Sen. Chuck Grassley, R-Iowa, an original co-sponsor, said he was grateful the Senate came together to unanimously pass the legislation and echoed the hope that it continues to move swiftly through Congress.
“Effective problem solving starts with having a thorough understanding of root causes, contributors and vulnerabilities,” he said in a statement. “Our bill would get rid of limits on federal resources so that the medical community can further pursue evidence-based efforts to support expectant moms and save babies’ lives.”
The bill united lawmakers from both sides of the aisle and has the power to “help save lives and ensure more mothers have the chance to raise their babies,” said Sen. Tammy Duckworth, D-Ill., who added she is eager for Congress to send it to President Biden’s desk for his signature.
“In one of the richest countries in the world, our rising maternal mortality rate and high number of stillbirths is absolutely unconscionable,” said Duckworth, who has worked on other maternal and child health legislation.
The nonprofit Healthy Birth Day, which is based in Iowa, championed the bill and celebrated its passage in the Senate. CEO Emily Price traveled to Washington, D.C., last month with families that have suffered stillbirths to raise awareness about the crisis.
“This is a huge win for families who have endured the tragedy of stillbirth and a huge win to keep future families from facing life without their baby,” Price said. ProPublica’s reporting, she said “helped show Congress, staffers and Americans the reality of living through stillbirth and the major impacts it can have on families and communities.”
Less than a third of state health departments are using money allocated under Title V Maternal and Child Health block grants for stillbirth reduction, Price said. The bill, which doesn’t provide additional funding, amends the Social Security Act to explicitly permit public health officials to use those federal dollars for stillbirth prevention initiatives.
Healthy Birth Day, which created a Count the Kicks app to encourage expectant parents to be aware of and track movements in the womb, has worked with health departments to focus on the importance of monitoring fetal movement.
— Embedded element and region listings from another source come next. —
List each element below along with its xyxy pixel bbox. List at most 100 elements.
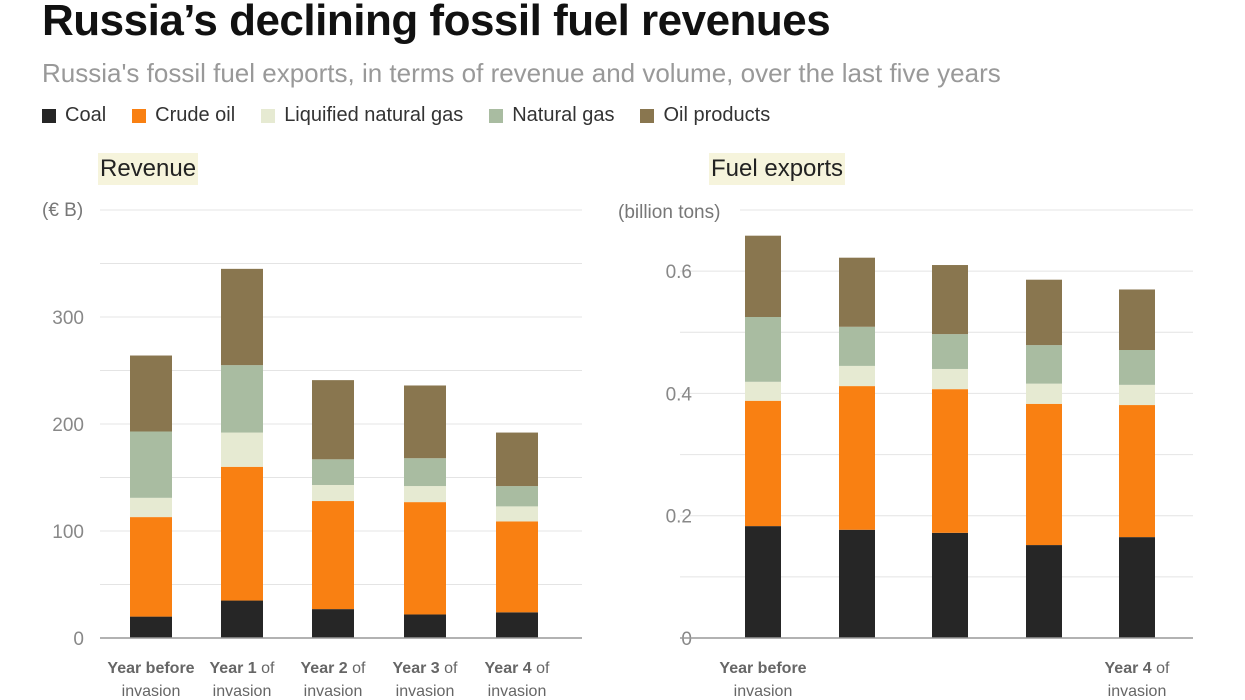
- x-tick-label: Year 3 of: [393, 660, 459, 677]
- bar-segment-coal: [496, 612, 538, 638]
- x-tick-label-line2: invasion: [488, 683, 547, 700]
- x-tick-label-line2: invasion: [734, 683, 793, 700]
- y-tick-label: 0: [681, 629, 692, 650]
- legend-swatch: [489, 108, 504, 123]
- bar-segment-liquified-natural-gas: [221, 432, 263, 467]
- bar-segment-coal: [839, 529, 875, 638]
- bar-segment-crude-oil: [312, 501, 354, 610]
- x-tick-label-line2: invasion: [122, 683, 181, 700]
- bar-segment-liquified-natural-gas: [1119, 384, 1155, 406]
- x-tick-label: Year before: [719, 660, 806, 677]
- legend-swatch: [132, 108, 147, 123]
- bar-segment-natural-gas: [312, 459, 354, 485]
- chart-subtitle: Russia's fossil fuel exports, in terms o…: [42, 58, 1001, 88]
- bar-segment-crude-oil: [932, 389, 968, 533]
- bar-segment-oil-products: [1119, 289, 1155, 351]
- bar-segment-natural-gas: [496, 486, 538, 507]
- bar-segment-natural-gas: [1026, 345, 1062, 384]
- exports-panel-title: Fuel exports: [709, 153, 846, 185]
- bar-segment-crude-oil: [221, 466, 263, 601]
- bar-segment-coal: [404, 614, 446, 638]
- bar-segment-natural-gas: [1119, 350, 1155, 385]
- bar-segment-oil-products: [312, 380, 354, 460]
- bar-segment-liquified-natural-gas: [312, 484, 354, 502]
- bar-segment-natural-gas: [839, 326, 875, 366]
- legend-label: Oil products: [663, 104, 771, 126]
- bar-segment-liquified-natural-gas: [1026, 383, 1062, 404]
- x-tick-label: Year 2 of: [301, 660, 367, 677]
- bar-segment-natural-gas: [221, 365, 263, 433]
- x-tick-label: Year 4 of: [485, 660, 551, 677]
- bar-segment-coal: [221, 600, 263, 638]
- revenue-panel-title: Revenue: [98, 153, 199, 185]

Price said it is also critical that lawmakers pass another key stillbirth prevention bill currently in Congress, the Stillbirth Health Improvement and Education (SHINE) for Autumn Act. That sweeping legislation addresses significant gaps in stillbirth research, data, awareness and fetal autopsy training.
Adams, co-chair of the Black Maternal Health Caucus, said she was proud to see the Maternal and Child Health Stillbirth Prevention Act pass in the Senate and hopes her colleagues in the House will soon follow suit. Congress, she said, is finally treating stillbirth “with the urgency it deserves.”
“For too long, stillbirth has been a silent crisis,” Adams said, “but the mothers and families experiencing this crisis deserve a voice.”